Your smartphone earbuds won’t do for home recording, so be sure to invest in a good pair of over-the-ear headphones for mixing and monitoring when you’re recording. Before you buy, compare the specs based on your needs. Look into the headphones’ drivers, impedance, and sensitivity.
A USB audio interface is necessary to connect your headphones, microphone, and speakers to your computer for editing and mixing sounds. You can probably find what you need for less than $200, depending on the kind of system and types of features you require.
Pop Filter or Shield:
An inexpensive and essential piece of equipment for any home recording studio is a pop filter or pop shield, especially if you’re recording vocals. Pop filters not only protect your mic from vocalists’ spit, but they also block “plosives” and maintain the quality of your vocals. You can probably find a quality pop shield on Amazon for less than $30.

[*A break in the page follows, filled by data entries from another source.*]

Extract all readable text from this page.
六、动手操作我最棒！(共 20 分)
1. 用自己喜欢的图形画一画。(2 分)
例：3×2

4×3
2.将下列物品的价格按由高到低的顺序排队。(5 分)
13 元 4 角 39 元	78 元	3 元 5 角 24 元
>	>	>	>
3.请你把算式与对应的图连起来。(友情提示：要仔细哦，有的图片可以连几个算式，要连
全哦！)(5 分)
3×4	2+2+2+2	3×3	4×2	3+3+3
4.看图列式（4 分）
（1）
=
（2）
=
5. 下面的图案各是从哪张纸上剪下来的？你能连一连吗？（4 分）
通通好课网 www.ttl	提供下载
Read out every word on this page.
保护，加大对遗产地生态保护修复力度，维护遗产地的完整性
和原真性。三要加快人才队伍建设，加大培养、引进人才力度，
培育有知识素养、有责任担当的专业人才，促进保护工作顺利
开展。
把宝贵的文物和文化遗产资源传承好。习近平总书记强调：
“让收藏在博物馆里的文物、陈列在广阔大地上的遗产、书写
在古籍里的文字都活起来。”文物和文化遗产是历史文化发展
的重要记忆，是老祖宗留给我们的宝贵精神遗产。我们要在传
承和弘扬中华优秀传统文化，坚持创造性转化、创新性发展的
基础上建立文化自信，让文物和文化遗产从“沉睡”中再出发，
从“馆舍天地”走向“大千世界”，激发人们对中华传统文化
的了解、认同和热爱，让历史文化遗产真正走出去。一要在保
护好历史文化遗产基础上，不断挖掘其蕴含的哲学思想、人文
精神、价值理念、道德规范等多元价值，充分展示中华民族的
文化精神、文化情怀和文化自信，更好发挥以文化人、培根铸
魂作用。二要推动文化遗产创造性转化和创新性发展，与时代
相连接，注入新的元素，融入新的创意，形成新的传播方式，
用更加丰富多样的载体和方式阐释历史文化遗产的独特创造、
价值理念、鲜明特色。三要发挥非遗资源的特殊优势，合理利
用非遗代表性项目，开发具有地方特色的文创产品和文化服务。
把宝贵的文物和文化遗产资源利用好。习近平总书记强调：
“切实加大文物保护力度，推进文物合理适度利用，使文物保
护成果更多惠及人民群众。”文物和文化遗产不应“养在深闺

Decent studio speakers or monitors are a must for any home recording studio. Without them, you may find that your work sounds very different (and less-than-desired) when played outside of your studio headphones. There are countless different speakers to choose from, but a few things to consider are amplification, placement in your studio, size, listening distance, and connection to your audio editing equipment. For a direct link to your computer or audio interface, a USB connection will do, but for interfaces with balanced outputs, you’ll want a balanced XLR or jack input.
Acoustic Room Treatments:
When recording from a room or space in your home, you’ll need to think about more than just any sounds from the outside. The reverb of sounds within the recording area can affect the audio as well, so you will need to install acoustic panels and diffusers on the walls to create an accurate acoustic environment and make your sound better. You can make your own panels for a fraction of the cost of acoustic treatments, which can get pretty pricey.
Use the tips above, start recording your tunes, and maybe you’ll catch your big break!